The vodka is made from Chardonnay grapes, and the gin from Bacchus – deliberately distilled with botanicals that reflect the citrus and floral flavours found in Bacchus wine.
‘It was born out of an experiment really,’ said Chapel winemaker Josh Donaghay-Spire, at the launch in London on 30 November.
He started by making some Grappa from grape skins in 2016, and has been developing the spirits ever since.
‘It’s been two years in the making, but you’ve got to get the liquid right.’
Both spirits will be available to buy from Majestic from 11 December.
‘We really wanted the flavours to nod to the wine – otherwise what’s the point?’
It’s not the first time Chapel Down has branched out from wine; it also makes the Curious beer and cider range.
Last year it made a 23 year old English grape brandy, although this isn’t going to carry on.
‘The demand for our wine is so high, there’s no excess to use for brandy production – and then there’s the time and resource needed for ageing it,’ said Donaghay-Spire.
There is now an emerging trend for English wine producers to move into spirits.
Bolney Wine Estate in Sussex has joined with company Foxhole Spirits to produce a gin from the waste-products of the winemaking.

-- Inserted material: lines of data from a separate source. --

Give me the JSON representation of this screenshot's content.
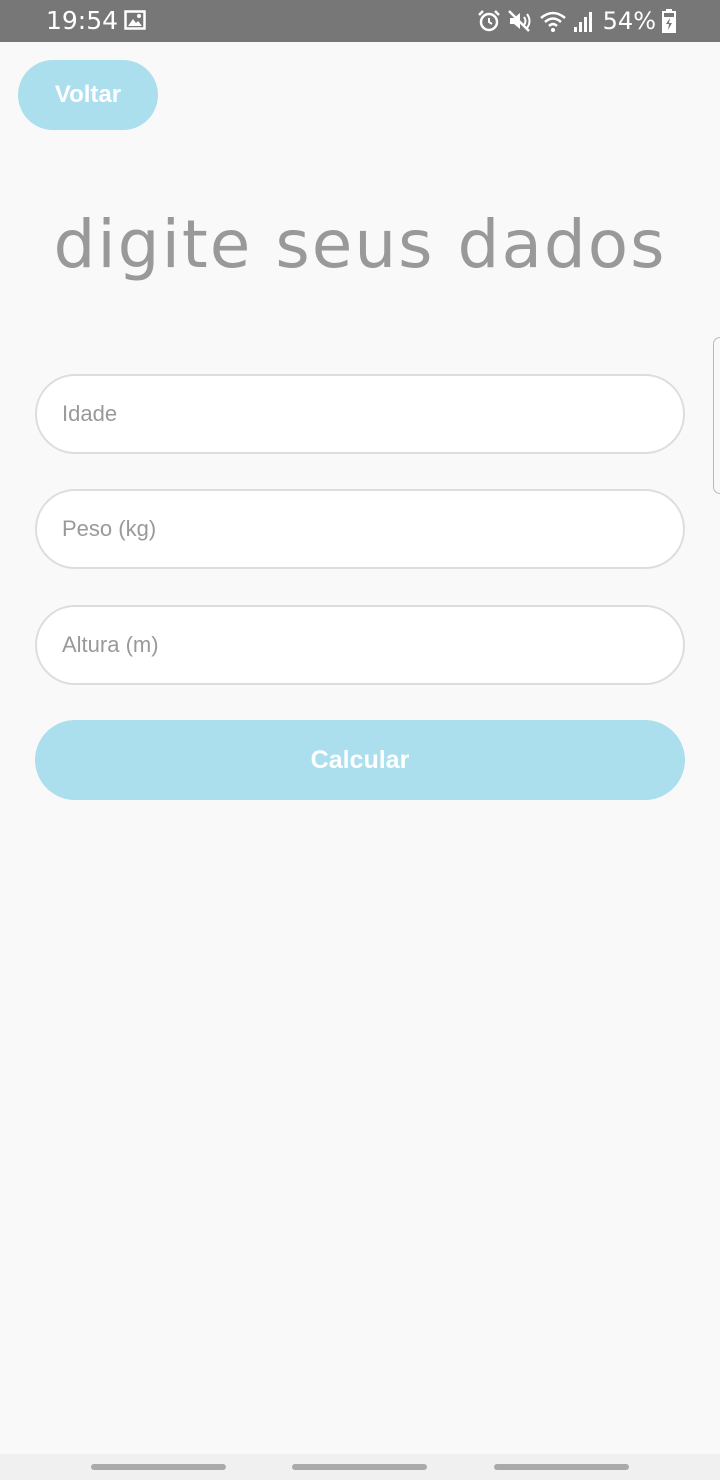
{
  "status_bar": {
    "time": "19:54",
    "battery": "54%",
    "icons": [
      "gallery-icon",
      "alarm-icon",
      "mute-icon",
      "wifi-icon",
      "signal-icon",
      "battery-icon"
    ]
  },
  "header": {
    "back_label": "Voltar"
  },
  "main": {
    "title": "digite seus dados",
    "fields": [
      {
        "placeholder": "Idade",
        "value": ""
      },
      {
        "placeholder": "Peso (kg)",
        "value": ""
      },
      {
        "placeholder": "Altura (m)",
        "value": ""
      }
    ],
    "submit_label": "Calcular"
  },
  "colors": {
    "accent": "#abdfee",
    "status_bar": "#777777",
    "background": "#f9f9f9",
    "title_text": "#999999"
  }
}
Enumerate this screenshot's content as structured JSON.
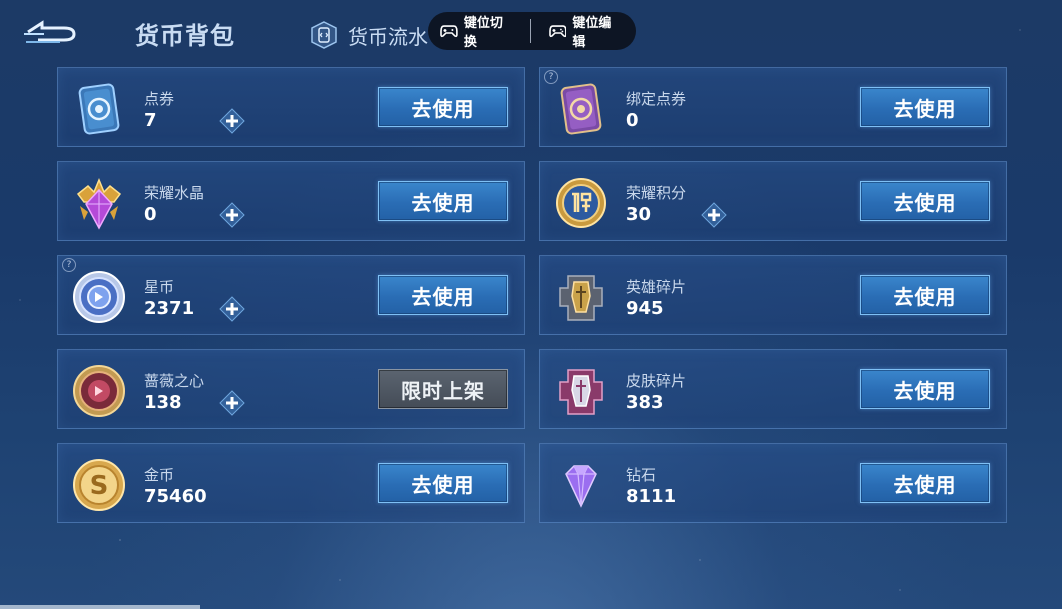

Gin in particular has grown significantly in the UK in recent years.
2016 was dubbed ‘the year of gin’, as sales went over £1 billion in the on and off trades for the first time, according to the Wine and Spirit Trade Association (WSTA).
Sales went up 19% year on year in the on trade, and 13% in the off trade in 2016 versus 2015.
Haittingley Valley in Hampshire also produces a spirit called ‘Aqua Vitae’, and grapes from Gusbourne Estate, in Kent, are used in Vermouth made by Asterley Bros.
A key advantage of producing spirits is that the product is ready for market much quicker, as well as being made from a waste product of winemaking.
There is also no risk of a bad vintage, added Chapel Down’s managing director, Mark Harvey, so branching out from wine can help the business model.
‘There is a wider trend of blurring of lines in categories,’ said managing director Mark Harvey.
‘Rules are made to be broken, and we’re one company deliberately playing with it.’